Vizcarra doesn’t think anybody is going to get back into agriculture in Las Chepas; it’s only a matter of time before the outlying ranches die out for good. “Winters are hard,” he says. The freezing desert winds destroy anything that’s not a bush, a cactus, or well protected.

But even Vizcarra admits that the departure of the migrants wasn’t the first step in the towns’ decline. Nor was winter solely responsible. “The extreme vigilance of the US government after the September 11 attacks made crossing here very difficult,” he says. “Up until 2007 the US Army with all their high-tech equipment started patrolling around here. Compared to all the migrants you used to see, now there’s nobody.”

But something seems to be off with his logic. Neither 9/11 nor Al Qaeda had much to do with the upsurge in border vigilance in 2006. He was hesitant to talk about it, but finally he went there. “Another aspect that influenced this part of the desert was the arrival of the drug fighting. The cartels came to wage war over control of the drug routes. That set off a red light for the US government, who responded by reinforcing vigilance.”

And then, which is rare considering the topic, Vizcarra continues: “It’s a fight for territory, a fight for the whole package,
the passage of drugs and the undocumented, which together bring in a flood of money. We’ve been in the midst of this war for a few months now, which is why all the migrants left, leaving the place deserted. Nobody wants to cross here anymore and it’s nearly impossible, in the midst of the war, to find a
pollero
. We don’t think a group has yet established definitive control, so the fight probably isn’t over. Las Chepas,” he concludes, “is about to die.”

And then he excuses himself, in case his words come back around to haunt him. “But I don’t like to talk about it. My own safety is at stake. I don’t really know anyway. I don’t know who’s on one side and who’s on the other. Our task at the Municipality is not to do intelligence work. We only know what we know because our residents tell us. The narcos don’t show their faces … They could be my neighbors … I really don’t know.”

Las Chepas, we learn, is in the middle of a Bermuda Triangle: the cartel war, the lockdown of the border, and the fleeing of the migrants.
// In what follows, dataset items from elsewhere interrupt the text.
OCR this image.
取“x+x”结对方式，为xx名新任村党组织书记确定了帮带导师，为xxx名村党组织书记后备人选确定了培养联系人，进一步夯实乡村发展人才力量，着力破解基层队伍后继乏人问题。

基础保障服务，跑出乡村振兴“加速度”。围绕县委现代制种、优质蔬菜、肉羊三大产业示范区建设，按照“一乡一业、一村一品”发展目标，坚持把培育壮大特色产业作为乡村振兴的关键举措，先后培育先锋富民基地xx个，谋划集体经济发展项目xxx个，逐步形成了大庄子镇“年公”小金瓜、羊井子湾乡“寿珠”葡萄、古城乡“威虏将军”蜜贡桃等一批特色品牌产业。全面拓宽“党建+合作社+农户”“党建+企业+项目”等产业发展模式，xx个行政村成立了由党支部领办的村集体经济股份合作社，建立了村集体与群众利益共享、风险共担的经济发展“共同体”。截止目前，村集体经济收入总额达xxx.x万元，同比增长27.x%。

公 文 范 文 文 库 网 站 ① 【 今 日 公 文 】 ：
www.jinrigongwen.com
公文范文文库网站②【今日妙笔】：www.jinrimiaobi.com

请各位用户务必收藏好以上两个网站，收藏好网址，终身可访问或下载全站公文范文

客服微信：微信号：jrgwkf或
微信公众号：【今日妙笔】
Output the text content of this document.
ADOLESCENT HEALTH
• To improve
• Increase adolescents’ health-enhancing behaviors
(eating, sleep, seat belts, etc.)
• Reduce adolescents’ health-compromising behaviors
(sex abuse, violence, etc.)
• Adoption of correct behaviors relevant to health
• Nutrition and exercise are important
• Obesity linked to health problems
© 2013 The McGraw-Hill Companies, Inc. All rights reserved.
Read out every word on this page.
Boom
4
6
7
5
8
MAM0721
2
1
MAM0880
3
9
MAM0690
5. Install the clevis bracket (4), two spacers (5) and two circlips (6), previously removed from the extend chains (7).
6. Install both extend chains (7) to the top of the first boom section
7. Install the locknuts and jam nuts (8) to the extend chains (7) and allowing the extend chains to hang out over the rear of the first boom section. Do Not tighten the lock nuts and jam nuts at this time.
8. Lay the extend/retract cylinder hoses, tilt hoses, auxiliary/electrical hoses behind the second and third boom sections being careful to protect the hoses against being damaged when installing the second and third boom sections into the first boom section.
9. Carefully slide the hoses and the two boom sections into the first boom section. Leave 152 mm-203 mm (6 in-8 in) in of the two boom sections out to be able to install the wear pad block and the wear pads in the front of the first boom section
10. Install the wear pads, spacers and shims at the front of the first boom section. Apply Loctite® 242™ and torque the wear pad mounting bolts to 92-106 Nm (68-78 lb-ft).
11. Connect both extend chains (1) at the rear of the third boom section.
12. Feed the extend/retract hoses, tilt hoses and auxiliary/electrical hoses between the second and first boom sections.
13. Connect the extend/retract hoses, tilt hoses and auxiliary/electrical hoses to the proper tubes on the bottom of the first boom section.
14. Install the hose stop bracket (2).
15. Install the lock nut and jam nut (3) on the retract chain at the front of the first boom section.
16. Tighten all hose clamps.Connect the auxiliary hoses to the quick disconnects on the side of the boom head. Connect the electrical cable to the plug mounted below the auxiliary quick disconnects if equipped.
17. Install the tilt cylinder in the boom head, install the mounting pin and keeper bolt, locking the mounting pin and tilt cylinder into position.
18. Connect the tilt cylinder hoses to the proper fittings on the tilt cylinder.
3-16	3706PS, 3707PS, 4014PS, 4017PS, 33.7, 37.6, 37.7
There’s not much chance of getting lost en route to the ghost town. With a bewildered look, any Palomas local will say: “Just follow the wall along the dirt road until you get to the hill.” And then most add: “But there’s nothing to see over there.” We would find out, however, that there is something to see, for people still live there.

The wall that guides us to Las Chepas starts in Palomas. For the first mile it’s made up of thick bars, three yards high, between which not even a child’s head could fit. Then, for the following few dozen miles it’s a steel fence, a yard high, that works to deter vehicles. The word
wall
is a mere four letters that signify much more: the constant presence of agents, cars, helicopters, motion sensors, surveillance cameras, horses, all-terrain vehicles, reflectors, and then, of course, the actual physical wall itself.